Pathogenic missense variants in COCH are associated with DFNA9, an autosomal dominantly inherited type of progressive sensorineural hearing loss with or without vestibular dysfunction. This study is a comprehensive overview of genotype-phenotype correlations using the PRISMA and HuGENet guidelines. Study characteristics, risk of bias, genotyping and data on the self-reported age of onset, symptoms of vestibular dysfunction, normative test results for vestibular function, and results of audiovestibular examinations were extracted for each underlying pathogenic COCH variant. The literature search yielded 48 studies describing the audiovestibular phenotypes of 27 DFNA9-associated variants in COCH. Subsequently, meta-analysis of audiometric data was performed by constructing age-related typical audiograms and by performing non-linear regression analyses on the age of onset and progression of hearing loss. Significant differences were found between the calculated ages of onset and progression of the audiovestibular phenotypes of subjects with pathogenic variants affecting either the LCCL domain of cochlin or the vWFA2 and Ivd1 domains. We conclude that the audiovestibular phenotypes associated with DFNA9 are highly variable. Variants affecting the LCCL domain of cochlin generally lead to more progression of hearing loss when compared to variants affecting the other domains. This review serves as a reference for prospective natural history studies in anticipation of mutation-specific therapeutic interventions.

Keywords: COCH; DFNA9; autosomal dominant hearing loss; genotype-phenotype correlations; systematic review; vestibular diseases.

Figure 1

Flowchart of literature search.
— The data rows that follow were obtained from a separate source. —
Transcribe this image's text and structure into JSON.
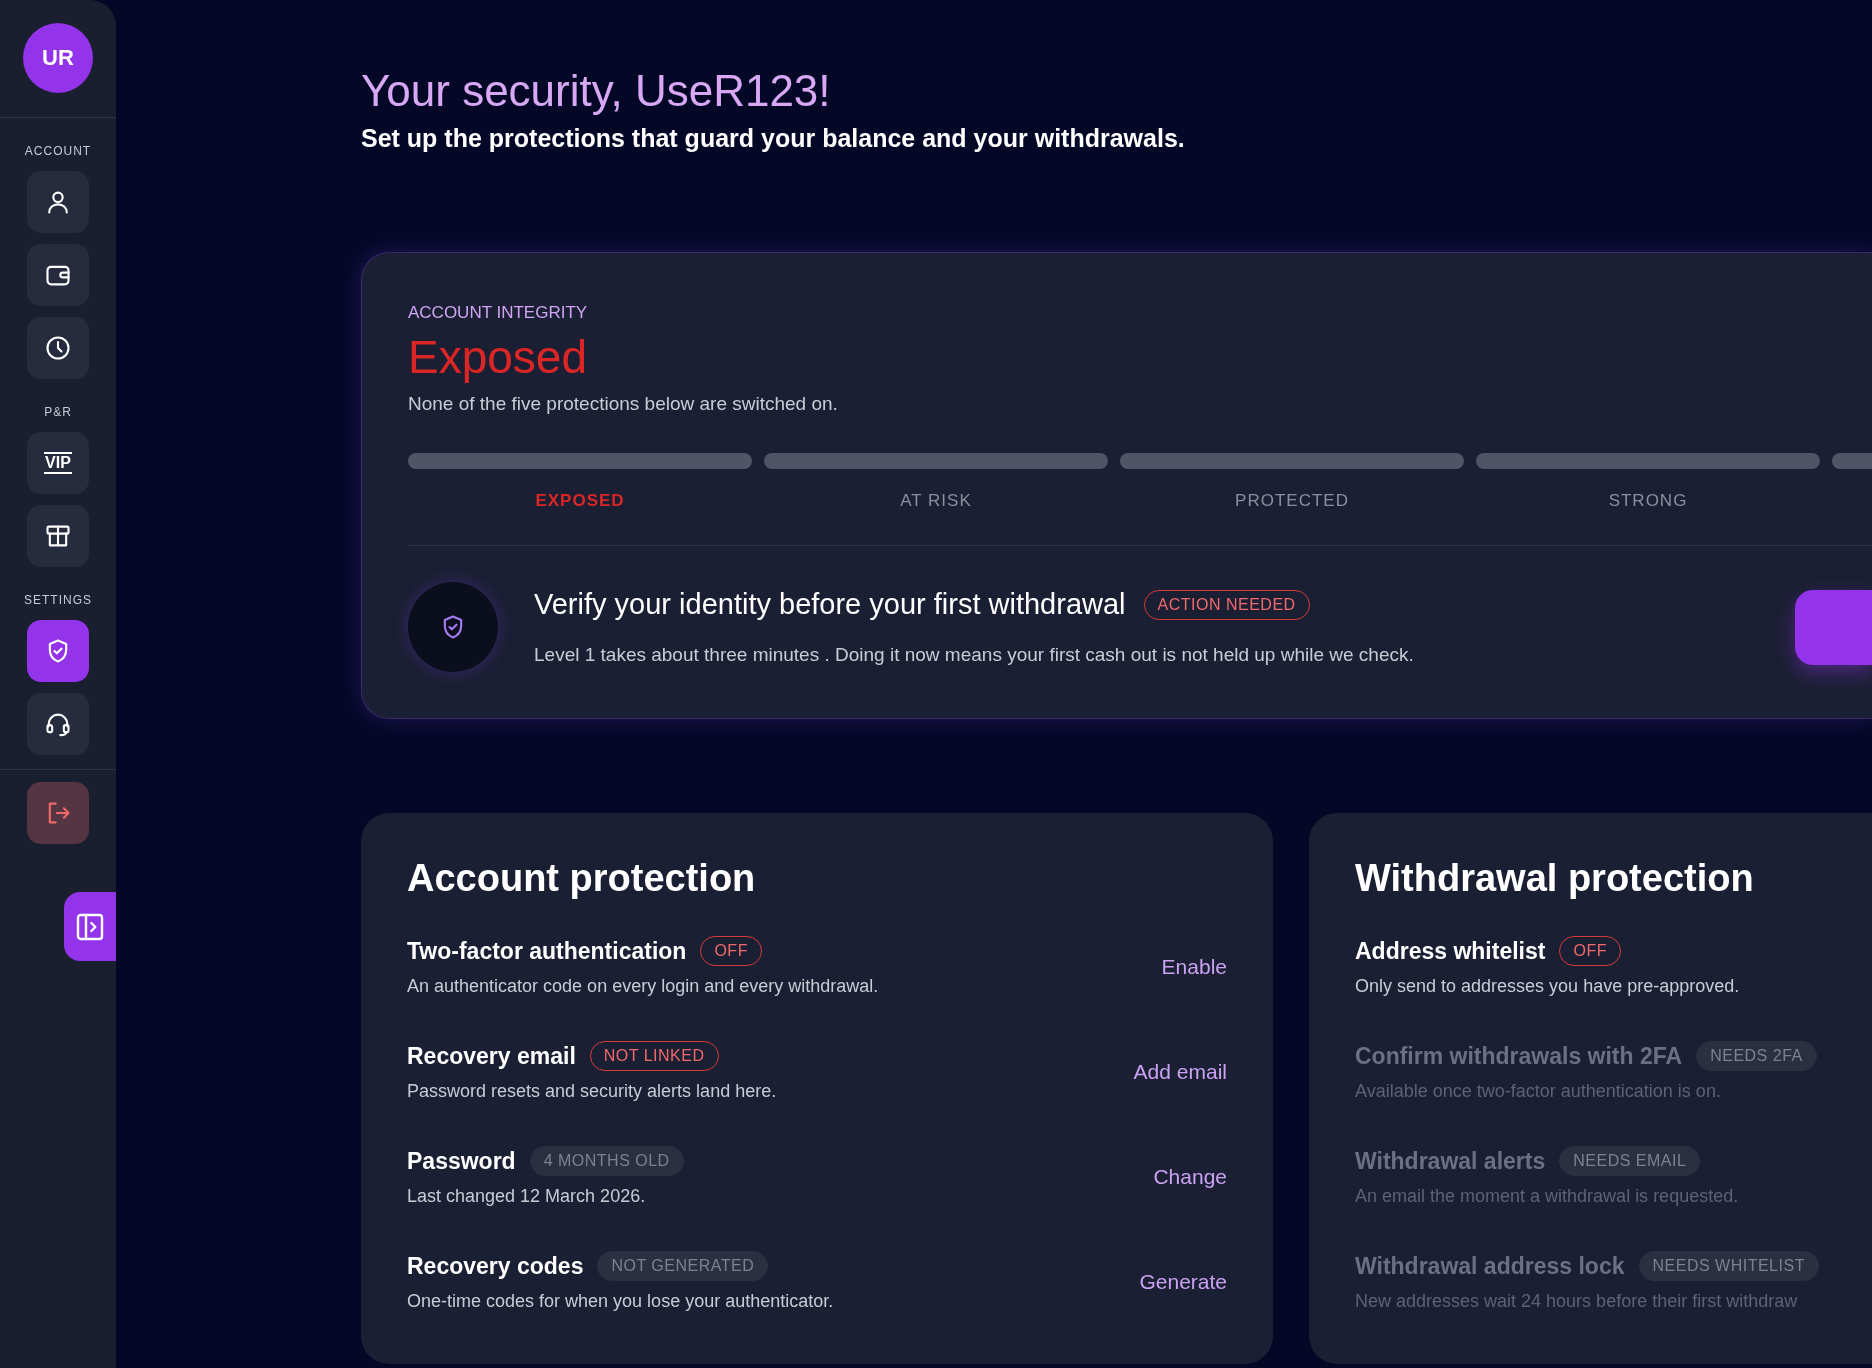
{
  "sidebar": {
    "avatar": "UR",
    "sections": [
      {
        "label": "ACCOUNT",
        "items": [
          {
            "selected": false
          },
          {
            "selected": false
          },
          {
            "selected": false
          }
        ]
      },
      {
        "label": "P&R",
        "items": [
          {
            "text": "VIP",
            "selected": false
          },
          {
            "selected": false
          }
        ]
      },
      {
        "label": "SETTINGS",
        "items": [
          {
            "selected": true
          },
          {
            "selected": false
          }
        ]
      }
    ]
  },
  "header": {
    "title": "Your security, UseR123!",
    "subtitle": "Set up the protections that guard your balance and your withdrawals."
  },
  "integrity": {
    "eyebrow": "ACCOUNT INTEGRITY",
    "status": "Exposed",
    "description": "None of the five protections below are switched on.",
    "segments": [
      {
        "label": "EXPOSED",
        "selected": true
      },
      {
        "label": "AT RISK",
        "selected": false
      },
      {
        "label": "PROTECTED",
        "selected": false
      },
      {
        "label": "STRONG",
        "selected": false
      },
      {
        "selected": false
      }
    ],
    "notice": {
      "title": "Verify your identity before your first withdrawal",
      "badge": "ACTION NEEDED",
      "description": "Level 1 takes about three minutes . Doing it now means your first cash out is not held up while we check."
    }
  },
  "sections": [
    {
      "title": "Account protection",
      "rows": [
        {
          "title": "Two-factor authentication",
          "badge": "OFF",
          "kind": "alert",
          "description": "An authenticator code on every login and every withdrawal.",
          "action": "Enable",
          "disabled": false
        },
        {
          "title": "Recovery email",
          "badge": "NOT LINKED",
          "kind": "alert",
          "description": "Password resets and security alerts land here.",
          "action": "Add email",
          "disabled": false
        },
        {
          "title": "Password",
          "badge": "4 MONTHS OLD",
          "kind": "muted",
          "description": "Last changed 12 March 2026.",
          "action": "Change",
          "disabled": false
        },
        {
          "title": "Recovery codes",
          "badge": "NOT GENERATED",
          "kind": "muted",
          "description": "One-time codes for when you lose your authenticator.",
          "action": "Generate",
          "disabled": false
        }
      ]
    },
    {
      "title": "Withdrawal protection",
      "rows": [
        {
          "title": "Address whitelist",
          "badge": "OFF",
          "kind": "alert",
          "description": "Only send to addresses you have pre-approved.",
          "disabled": false
        },
        {
          "title": "Confirm withdrawals with 2FA",
          "badge": "NEEDS 2FA",
          "kind": "muted",
          "description": "Available once two-factor authentication is on.",
          "disabled": true
        },
        {
          "title": "Withdrawal alerts",
          "badge": "NEEDS EMAIL",
          "kind": "muted",
          "description": "An email the moment a withdrawal is requested.",
          "disabled": true
        },
        {
          "title": "Withdrawal address lock",
          "badge": "NEEDS WHITELIST",
          "kind": "muted",
          "description": "New addresses wait 24 hours before their first withdraw",
          "disabled": true
        }
      ]
    }
  ]
}
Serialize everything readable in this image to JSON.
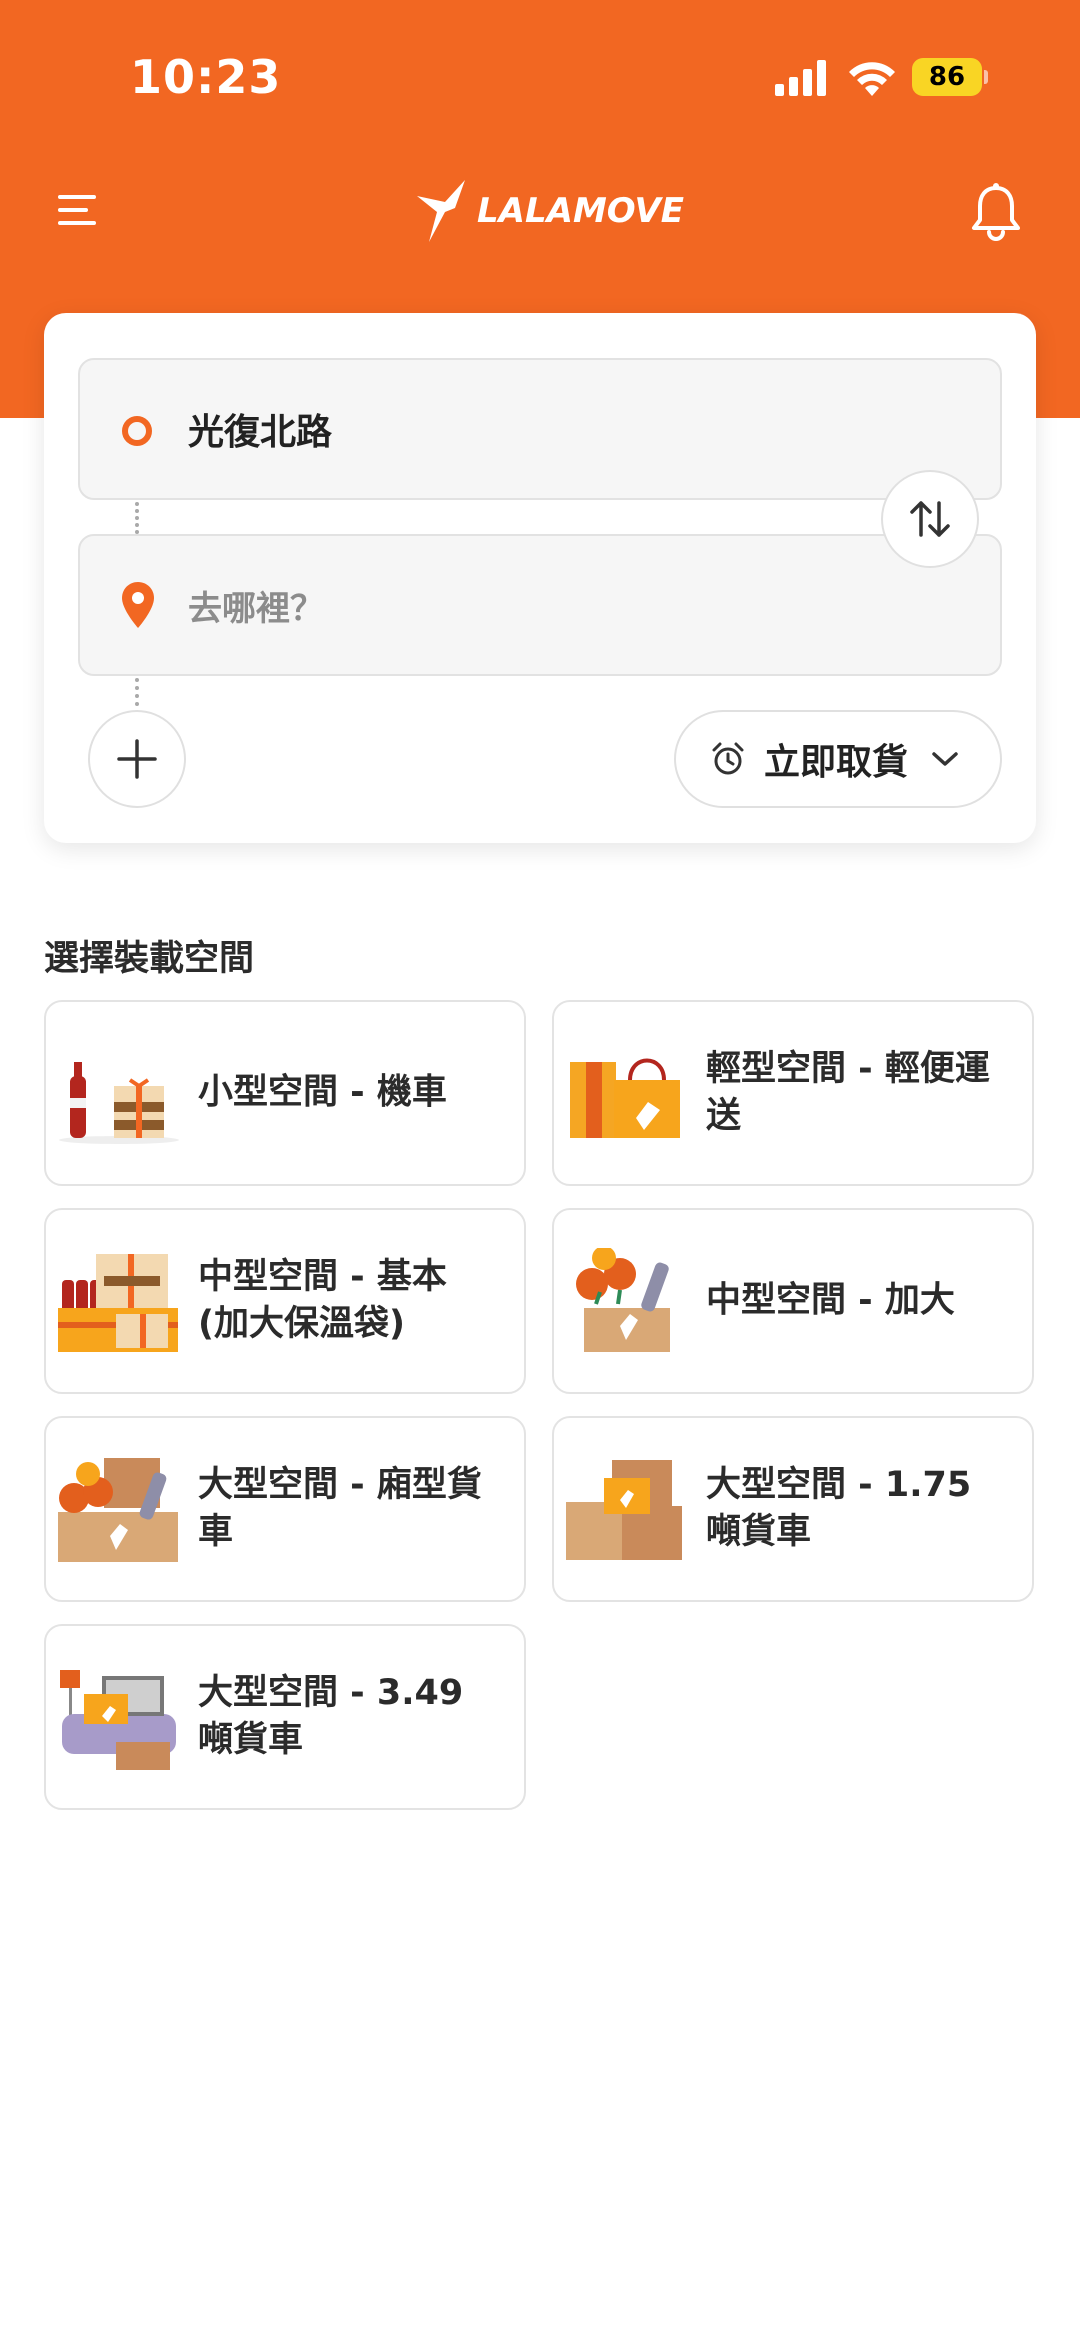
{
  "status_bar": {
    "time": "10:23",
    "battery": "86",
    "signal_icon": "signal-bars-icon",
    "wifi_icon": "wifi-icon"
  },
  "header": {
    "menu_icon": "hamburger-menu-icon",
    "logo_text": "LALAMOVE",
    "notification_icon": "bell-icon",
    "brand_color": "#F26722"
  },
  "route": {
    "pickup": {
      "value": "光復北路",
      "icon": "pickup-circle-icon"
    },
    "dropoff": {
      "placeholder": "去哪裡？",
      "icon": "location-pin-icon"
    },
    "swap_icon": "swap-arrows-icon",
    "add_stop_icon": "plus-icon",
    "pickup_time": {
      "label": "立即取貨",
      "icon": "alarm-clock-icon",
      "dropdown_icon": "chevron-down-icon"
    }
  },
  "vehicles": {
    "title": "選擇裝載空間",
    "items": [
      {
        "label": "小型空間 - 機車",
        "icon": "motorcycle-cargo-icon"
      },
      {
        "label": "輕型空間 - 輕便運送",
        "icon": "light-van-cargo-icon"
      },
      {
        "label": "中型空間 - 基本 (加大保溫袋)",
        "icon": "sedan-cargo-icon"
      },
      {
        "label": "中型空間 - 加大",
        "icon": "suv-cargo-icon"
      },
      {
        "label": "大型空間 - 廂型貨車",
        "icon": "van-cargo-icon"
      },
      {
        "label": "大型空間 - 1.75 噸貨車",
        "icon": "truck-175-cargo-icon"
      },
      {
        "label": "大型空間 - 3.49 噸貨車",
        "icon": "truck-349-cargo-icon"
      }
    ]
  }
}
Detailing the systematic identification and inclusion of relevant studies on genotype-phenotype correlations in DFNA9, according to the preferred reporting items for systematic reviews and meta-analysis (PRISMA) statement.

Figure 2

Risk of bias assessment. Review authors’ judgements about each risk of bias item presented as percentages across all included studies.

Figure 3

Self-reported age of onset of hearing loss and vestibular dysfunction. In total, 42 studies reported an age of onset of either hearing loss (red) or vestibular impairment (blue). Horizontal lines represent the reported range in decades, whereas a vertical line depicts means in years. The secondary y-axis shows the specific cochlin domains the variant affects.

Figure 4

Age-Related Typical Audiograms (ARTA) for fourteen COCH mutations. ARTA are derived from cross-sectional linear regression analysis of last visit audiograms of affected subjects. Downward arrows indicate either out-of-scale measurements or underestimation of mean thresholds due to the exclusion of such measurements. Yr: age in years, dB HL: decibel hearing level, kHz: kilohertz.

Figure 5

A phenotypic analysis of DFNA9; the calculated age of onset and annual threshold deterioration (ATD) across variants affecting cochlin within the LCCL, the Ivd1, and the vWFA2 domain. (A) ATD of the pure-tone average across PTA_0,5-4kHz with increasing age. Longitudinal data from single subjects are shown as a semi-transparent line between successive time points. A non-linear logistic fit shows the average PTA over time for the LCCL domain (blue), the Ivd1 domain (black), and the vWFA2 domain (red). (B) The parameter estimates and their 95% confidence intervals for the calculated age of onset (arbitrarily set at 25 dB) and the ATD (dB/year) for the various variants within the LCCL domain (blue), the vWFA2 domain (red), and the Ivd1 domain (black). The dashed line shows the averaged calculated onset and ATD across all variants (unweighted for differences between the number of subjects for each variant).